Sepuluh

3.6K 506 171
                                    

Ketika gue membuka mata, gue mendapati Kava sedang komat-kamit diatas sajadahnya. Seperti lagi berdoa usai sholat. Gue lirik jam di layar hape, gila masih jam tiga pagi.

Kava memang rajin ibadahnya, setiap kali denger adzan langsung meluncur ke masjid. Mau serungsing apapun pekerjaannya saat itu pasti ditinggal. Katanya kalau akhirat dinomorsatukan dunia pasti mengikuti dibelakangnya.

"Sudah bangun?" Kava ngeliatin gue yang semaleman tidur mengusai kasurnya. Dia sendiri ngungsi entah kemana, ya tuan rumah emang harus ngalah gitu kan gue tamu disini.

Karena masih ngantuk gue gak nanggepin Kava, dan sebentar kemudian mata gue pun merem lagi.

"Turunkan seleranya Ya Allah, bismillah jodoh." Kava tau-tau niup ubun-ubun gue.

Gue melek lagi saking kagetnya, mana mukanya tepat berada diatas gue. "Kamu apa-apaan, sih?"

"Kebayang gak bu?
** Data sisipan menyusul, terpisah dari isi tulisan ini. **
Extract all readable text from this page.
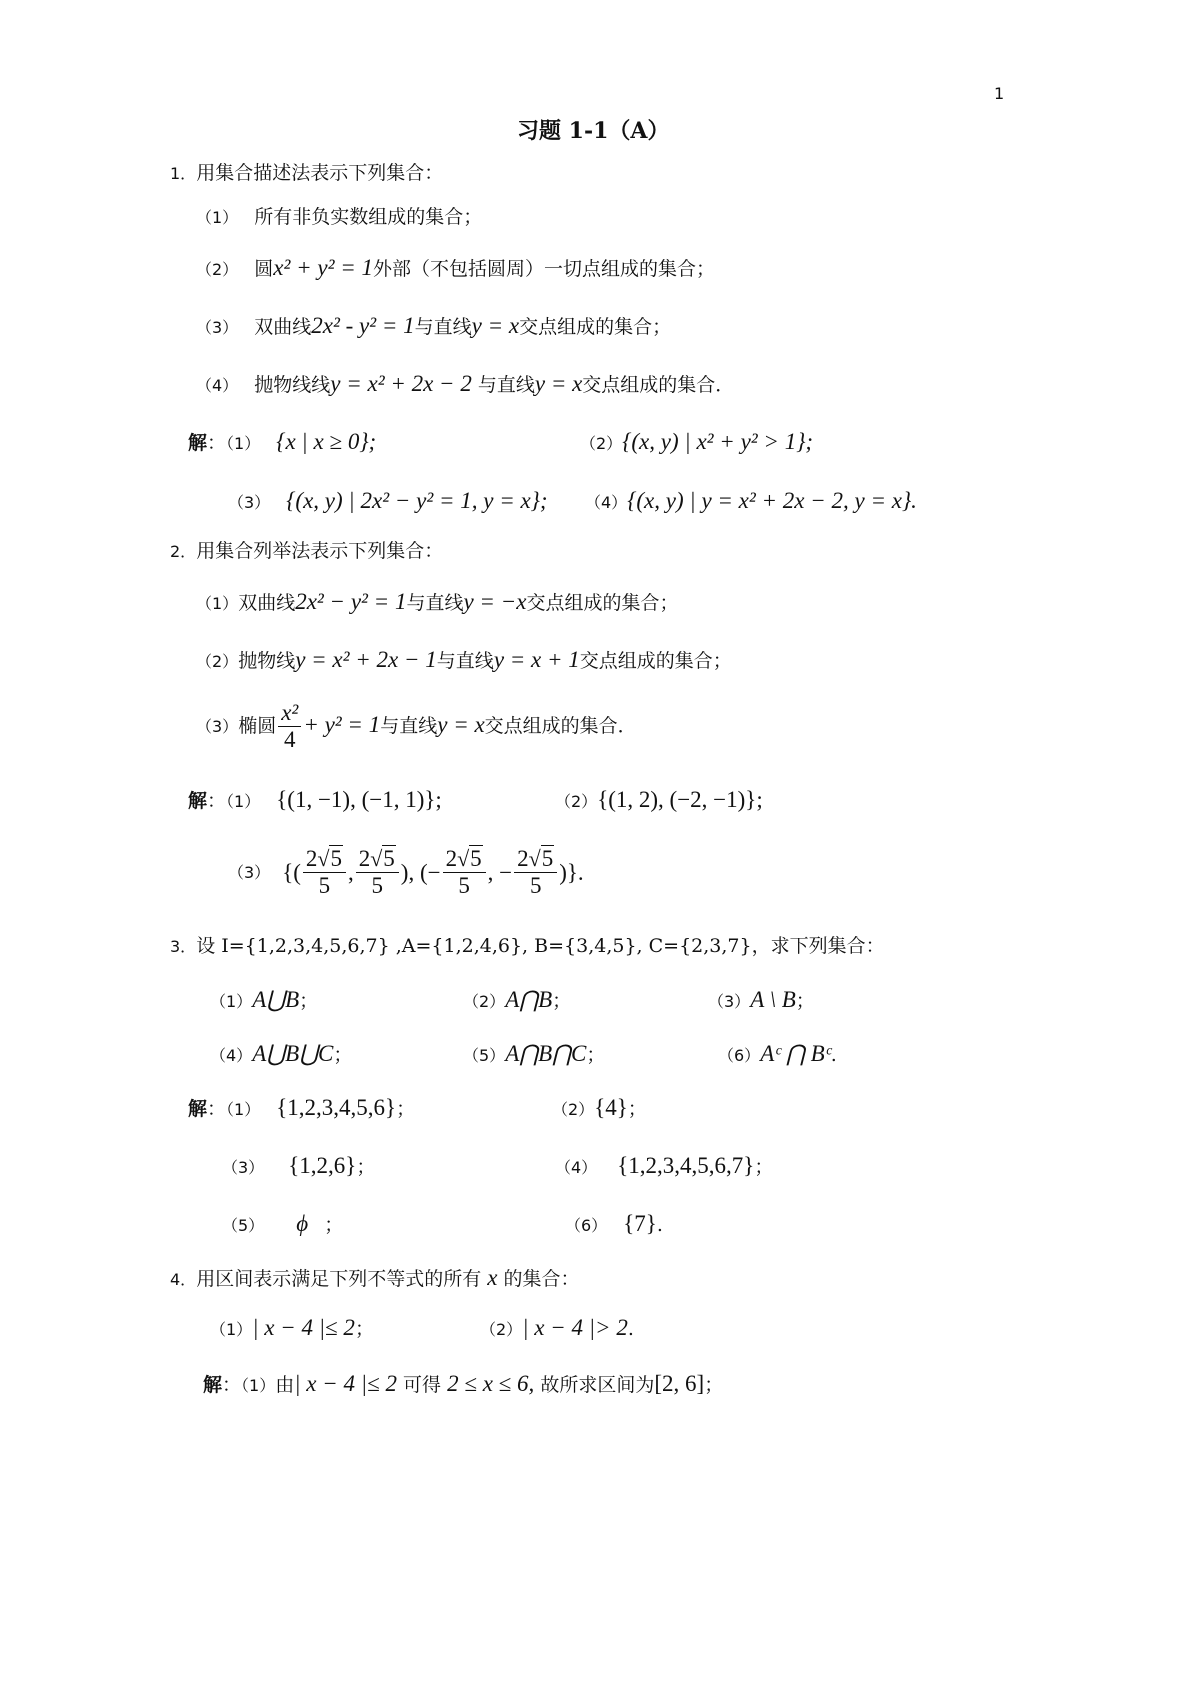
1
习题 1-1（A）
1．用集合描述法表示下列集合：
（1） 所有非负实数组成的集合；
（2） 圆x² + y² = 1外部（不包括圆周）一切点组成的集合；
（3） 双曲线2x² - y² = 1与直线y = x交点组成的集合；
（4） 抛物线线y = x² + 2x − 2 与直线y = x交点组成的集合．
解：（1） {x | x ≥ 0};	（2）{(x, y) | x² + y² > 1};
（3） {(x, y) | 2x² − y² = 1, y = x}; （4）{(x, y) | y = x² + 2x − 2, y = x}.
2．用集合列举法表示下列集合：
（1）双曲线2x² − y² = 1与直线y = −x交点组成的集合；
（2）抛物线y = x² + 2x − 1与直线y = x + 1交点组成的集合；
（3）椭圆 $\frac{\text{x²}}{4} + y^2 = 1$与直线y = x交点组成的集合．
解：（1） {(1, −1), (−1, 1)};	（2）{(1, 2), (−2, −1)};
（3） {( $\frac{2√5}{5}$ , $\frac{2√5}{5}$ ), (− $\frac{2√5}{5}$ , − $\frac{2√5}{5}$ )}.
3．设 I={1,2,3,4,5,6,7} ,A={1,2,4,6}, B={3,4,5}, C={2,3,7}，求下列集合：
（1）A⋃B；	（2）A⋂B；	（3）A \ B；
（4）A⋃B⋃C；	（5）A⋂B⋂C；	（6）Aᶜ ⋂ Bᶜ.
解：（1） {1,2,3,4,5,6}；	（2）{4}；
（3） {1,2,6}；	（4） {1,2,3,4,5,6,7}；
（5） ϕ ；	（6） {7}.
4．用区间表示满足下列不等式的所有 x 的集合：
（1）| x − 4 |≤ 2；	（2）| x − 4 |> 2.
解：（1）由| x − 4 |≤ 2 可得 2 ≤ x ≤ 6, 故所求区间为[2, 6]；
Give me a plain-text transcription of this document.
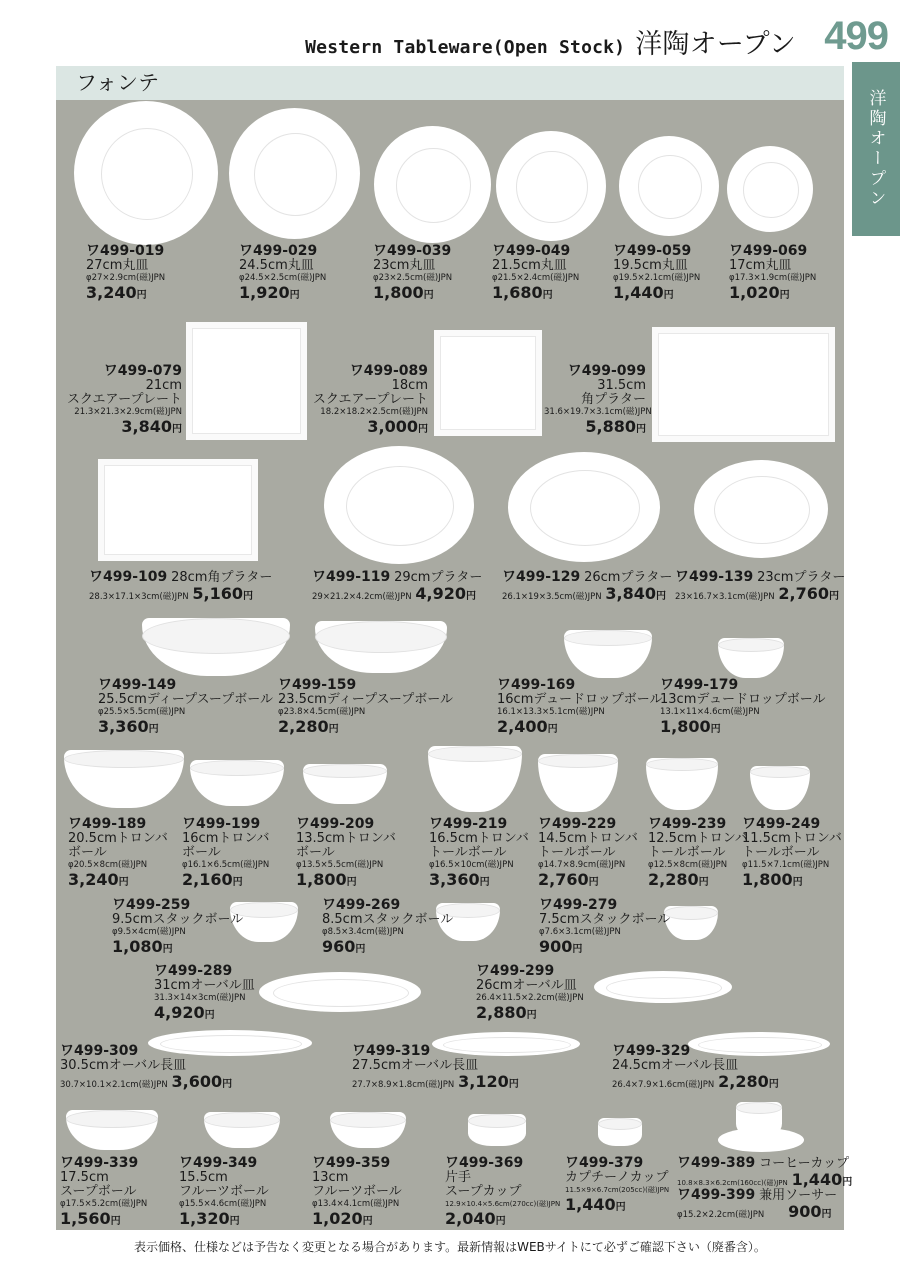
Western Tableware(Open Stock) 洋陶オープン 499
洋陶オープン
フォンテ
ワ499-019
27cm丸皿
φ27×2.9cm(磁)JPN
3,240円
ワ499-029
24.5cm丸皿
φ24.5×2.5cm(磁)JPN
1,920円
ワ499-039
23cm丸皿
φ23×2.5cm(磁)JPN
1,800円
ワ499-049
21.5cm丸皿
φ21.5×2.4cm(磁)JPN
1,680円
ワ499-059
19.5cm丸皿
φ19.5×2.1cm(磁)JPN
1,440円
ワ499-069
17cm丸皿
φ17.3×1.9cm(磁)JPN
1,020円
ワ499-079
21cm
スクエアープレート
21.3×21.3×2.9cm(磁)JPN
3,840円
ワ499-089
18cm
スクエアープレート
18.2×18.2×2.5cm(磁)JPN
3,000円
ワ499-099
31.5cm
角プラター
31.6×19.7×3.1cm(磁)JPN
5,880円
ワ499-109 28cm角プラター
28.3×17.1×3cm(磁)JPN 5,160円
ワ499-119 29cmプラター
29×21.2×4.2cm(磁)JPN 4,920円
ワ499-129 26cmプラター
26.1×19×3.5cm(磁)JPN 3,840円
ワ499-139 23cmプラター
23×16.7×3.1cm(磁)JPN 2,760円
ワ499-149
25.5cmディープスープボール
φ25.5×5.5cm(磁)JPN
3,360円
ワ499-159
23.5cmディープスープボール
φ23.8×4.5cm(磁)JPN
2,280円
ワ499-169
16cmデュードロップボール
16.1×13.3×5.1cm(磁)JPN
2,400円
ワ499-179
13cmデュードロップボール
13.1×11×4.6cm(磁)JPN
1,800円
ワ499-189
20.5cmトロンバ
ボール
φ20.5×8cm(磁)JPN
3,240円
ワ499-199
16cmトロンバ
ボール
φ16.1×6.5cm(磁)JPN
2,160円
ワ499-209
13.5cmトロンバ
ボール
φ13.5×5.5cm(磁)JPN
1,800円
ワ499-219
16.5cmトロンバ
トールボール
φ16.5×10cm(磁)JPN
3,360円
ワ499-229
14.5cmトロンバ
トールボール
φ14.7×8.9cm(磁)JPN
2,760円
ワ499-239
12.5cmトロンバ
トールボール
φ12.5×8cm(磁)JPN
2,280円
ワ499-249
11.5cmトロンバ
トールボール
φ11.5×7.1cm(磁)JPN
1,800円
ワ499-259
9.5cmスタックボール
φ9.5×4cm(磁)JPN
1,080円
ワ499-269
8.5cmスタックボール
φ8.5×3.4cm(磁)JPN
960円
ワ499-279
7.5cmスタックボール
φ7.6×3.1cm(磁)JPN
900円
ワ499-289
31cmオーバル皿
31.3×14×3cm(磁)JPN
4,920円
ワ499-299
26cmオーバル皿
26.4×11.5×2.2cm(磁)JPN
2,880円
ワ499-309
30.5cmオーバル長皿
30.7×10.1×2.1cm(磁)JPN 3,600円
ワ499-319
27.5cmオーバル長皿
27.7×8.9×1.8cm(磁)JPN 3,120円
ワ499-329
24.5cmオーバル長皿
26.4×7.9×1.6cm(磁)JPN 2,280円
ワ499-339
17.5cm
スープボール
φ17.5×5.2cm(磁)JPN
1,560円
ワ499-349
15.5cm
フルーツボール
φ15.5×4.6cm(磁)JPN
1,320円
ワ499-359
13cm
フルーツボール
φ13.4×4.1cm(磁)JPN
1,020円
ワ499-369
片手
スープカップ
12.9×10.4×5.6cm(270cc)(磁)JPN
2,040円
ワ499-379
カプチーノカップ
11.5×9×6.7cm(205cc)(磁)JPN
1,440円
ワ499-389 コーヒーカップ
10.8×8.3×6.2cm(160cc)(磁)JPN 1,440円
ワ499-399 兼用ソーサー
φ15.2×2.2cm(磁)JPN 900円
表示価格、仕様などは予告なく変更となる場合があります。最新情報はWEBサイトにて必ずご確認下さい（廃番含）。
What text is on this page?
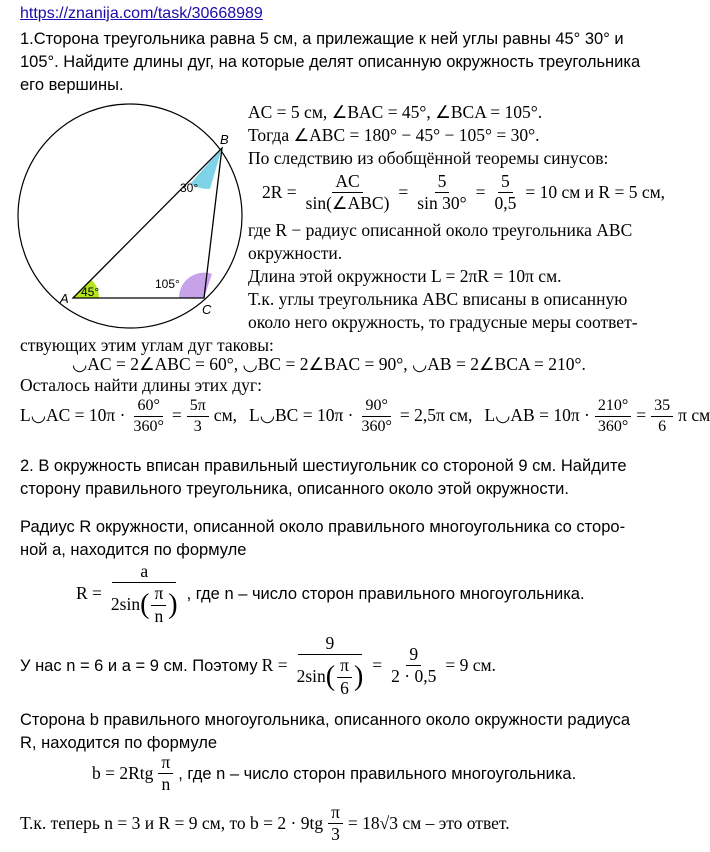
https://znanija.com/task/30668989
1.Сторона треугольника равна 5 см, а прилежащие к ней углы равны 45° 30° и
105°. Найдите длины дуг, на которые делят описанную окружность треугольника
его вершины.
A
B
C
45°
30°
105°
AC = 5 см, ∠BAC = 45°, ∠BCA = 105°.
Тогда ∠ABC = 180° − 45° − 105° = 30°.
По следствию из обобщённой теоремы синусов:
$2R = \frac{AC}{\text{sin(∠ABC)}} = \frac{5}{\sin 30^\circ} = \frac{5}{0,5} = 10$ см и R = 5 см,
где R − радиус описанной около треугольника ABC
окружности.
Длина этой окружности L = 2πR = 10π см.
Т.к. углы треугольника ABC вписаны в описанную
около него окружность, то градусные меры соответ-
ствующих этим углам дуг таковы:
◡AC = 2∠ABC = 60°, ◡BC = 2∠BAC = 90°, ◡AB = 2∠BCA = 210°.
Осталось найти длины этих дуг:
L◡AC = $10\pi \cdot \frac{60^\circ}{360^\circ} = \frac{5\pi}{3}$ см, L◡BC = $10\pi \cdot \frac{90^\circ}{360^\circ} = 2,5\pi$ см, L◡AB = $10\pi \cdot \frac{210^\circ}{360^\circ} = \frac{35}{6}$ π см
2. В окружность вписан правильный шестиугольник со стороной 9 см. Найдите
сторону правильного треугольника, описанного около этой окружности.
Радиус R окружности, описанной около правильного многоугольника со сторо-
ной a, находится по формуле
$R = \frac{a}{2\sin ( \frac{\pi}{n} )}$ , где n – число сторон правильного многоугольника.
У нас n = 6 и a = 9 см. Поэтому $R = \frac{9}{2\sin ( \frac{\pi}{6} )} = \frac{9}{2 \cdot 0,5} = 9$ см.
Сторона b правильного многоугольника, описанного около окружности радиуса
R, находится по формуле
$b = 2Rtg \frac{\pi}{n}$ , где n – число сторон правильного многоугольника.
Т.к. теперь n = 3 и R = 9 см, то $b = 2 \cdot 9tg \frac{\pi}{3} = 18√3$ см – это ответ.
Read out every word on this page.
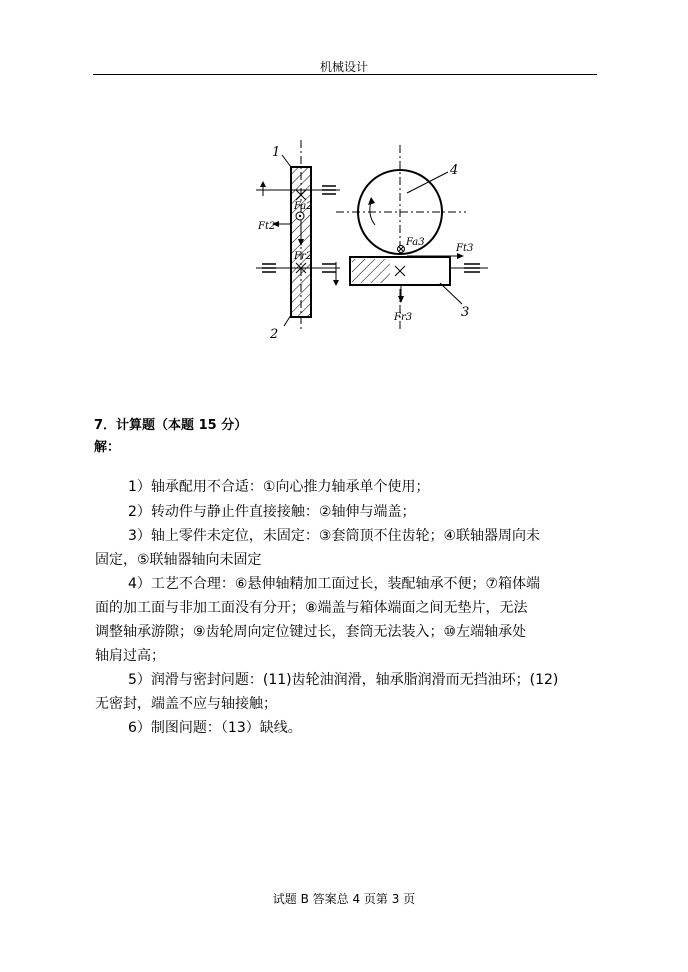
机械设计
1
2
3
4
Fa2
Ft2
Fr2
Fa3
Ft3
Fr3
7．计算题（本题 15 分）
解：
1）轴承配用不合适：①向心推力轴承单个使用；
2）转动件与静止件直接接触：②轴伸与端盖；
3）轴上零件未定位，未固定：③套筒顶不住齿轮；④联轴器周向未
固定，⑤联轴器轴向未固定
4）工艺不合理：⑥悬伸轴精加工面过长，装配轴承不便；⑦箱体端
面的加工面与非加工面没有分开；⑧端盖与箱体端面之间无垫片，无法
调整轴承游隙；⑨齿轮周向定位键过长，套筒无法装入；⑩左端轴承处
轴肩过高；
5）润滑与密封问题：(11)齿轮油润滑，轴承脂润滑而无挡油环；(12)
无密封，端盖不应与轴接触；
6）制图问题：（13）缺线。
试题 B 答案总 4 页第 3 页
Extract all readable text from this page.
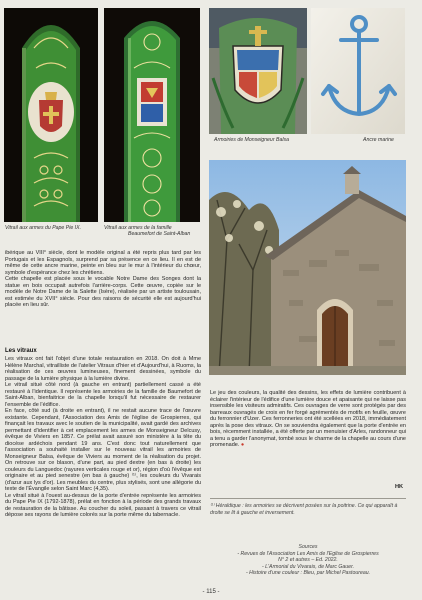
Vitrail aux armes du Pape Pie IX.	Vitrail aux armes de la famille
Beaumefort de Saint-Alban
Armoiries de Monseigneur Balsa	Ancre marine

ibérique au VIII° siècle, dont le modèle original a été repris plus tard par les Portugais et les Espagnols, surprend par sa présence en ce lieu. Il en est de même de cette ancre marine, peinte en bleu sur le mur à l'intérieur du chœur, symbole d'espérance chez les chrétiens.

Cette chapelle est placée sous le vocable Notre Dame des Songes dont la statue en bois occupait autrefois l'arrière-corps. Cette œuvre, copiée sur le modèle de Notre Dame de la Salette (Isère), réalisée par un artiste toulousain, est estimée du XVII° siècle. Pour des raisons de sécurité elle est aujourd'hui placée en lieu sûr.

Les vitraux

Les vitraux ont fait l'objet d'une totale restauration en 2018. On doit à Mme Hélène Marchal, vitrailliste de l'atelier Vitraux d'hier et d'Aujourd'hui, à Ruoms, la réalisation de ces œuvres lumineuses, finement dessinées, symbole du passage de la lumière physique à la lumière divine.

Le vitrail situé côté nord (à gauche en entrant) partiellement cassé a été restauré à l'identique. Il représente les armoiries de la famille de Baumefort de Saint-Alban, bienfaitrice de la chapelle lorsqu'il fut nécessaire de restaurer l'ensemble de l'édifice.

En face, côté sud (à droite en entrant), il ne restait aucune trace de l'œuvre existante. Cependant, l'Association des Amis de l'église de Grospierres, qui finançait les travaux avec le soutien de la municipalité, avait gardé des archives permettant d'identifier à cet emplacement les armes de Monseigneur Delcusy, évêque de Viviers en 1857. Ce prélat avait assuré son ministère à la tête du diocèse ardéchois pendant 19 ans. C'est donc tout naturellement que l'association a souhaité installer sur le nouveau vitrail les armoiries de Monseigneur Balsa, évêque de Viviers au moment de la réalisation du projet. On retrouve sur ce blason, d'une part, au pied dextre (en bas à droite) les couleurs du Languedoc (rayures verticales rouge et or), région d'où l'évêque est originaire et au pied senestre (en bas à gauche) ⁽¹⁾, les couleurs du Vivarais (d'azur aux lys d'or). Les meubles du centre, plus stylisés, sont une allégorie du texte de l'Évangile selon Saint Marc (4,35).

Le vitrail situé à l'ouest au-dessus de la porte d'entrée représente les armoiries du Pape Pie IX (1792-1878), prélat en fonction à la période des grands travaux de restauration de la bâtisse. Au coucher du soleil, passant à travers ce vitrail dépose ses rayons de lumière colorés sur la porte même du tabernacle.

Le jeu des couleurs, la qualité des dessins, les effets de lumière contribuent à éclairer l'intérieur de l'édifice d'une lumière douce et apaisante qui ne laisse pas insensible les visiteurs admiratifs. Ces ouvrages de verre sont protégés par des barreaux ouvragés de croix en fer forgé agrémentés de motifs en feuille, œuvre du ferronnier d'Uzer. Ces ferronneries ont été scellées en 2018, immédiatement après la pose des vitraux. On se souviendra également que la porte d'entrée en bois, récemment installée, a été offerte par un menuisier d'Arles, randonneur qui a tenu a garder l'anonymat, tombé sous le charme de la chapelle au cours d'une promenade. ●

HK
⁽¹⁾ Héraldique : les armoiries se décrivent posées sur la poitrine. Ce qui apparaît à droite se lit à gauche et inversement.
Sources
- Revues de l'Association Les Amis de l'Eglise de Grospierres
N° 2 et autres – Ed. 2022.
- L'Armorial du Vivarais, de Marc Gauer.
- Histoire d'une couleur : Bleu, par Michel Pastoureau.
- 115 -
Bangun tidur melek terus disebelahnya ada yang kayak saya?" Kava memandangi gue dengan tatapan dalam.

Gue gelagapan sebelum berusaha menjauhkan mukanya. "Minggir sana kamu, aku mau lanjut tidur!" Gue usir dia meski ini kamarnya.

Kava cuma tersenyum sebelum meraih Al Quran mininya dan mulai membacanya di sebelah gue dengan sangat fasih. Suaranya bener-bener enak didengar, apalagi raut mukanya ketika menekuni kitab suci itu terlihat begitu adem dan menenangkan.

Damagenya busyet. Gimana gue bisa tidur lagi kalau begini caranya?

Gue beneran gak bisa memejamkan mata lagi sepanjang Kava melantunkan ayat-ayat suci itu. Sampai kemudian terdengar suara adzan subuh dari kejauhan, Kava baru mengakhirinya.

"Suara kamu bagus, cocok buat ngisi soundtrack tahu bulat." Maksud gue memuji, tapi ditambah hinaan.

"Saya kira yang lucu jokesnya eh ternyata kamu." Kava langsung mendapat tampolan guling dari gue.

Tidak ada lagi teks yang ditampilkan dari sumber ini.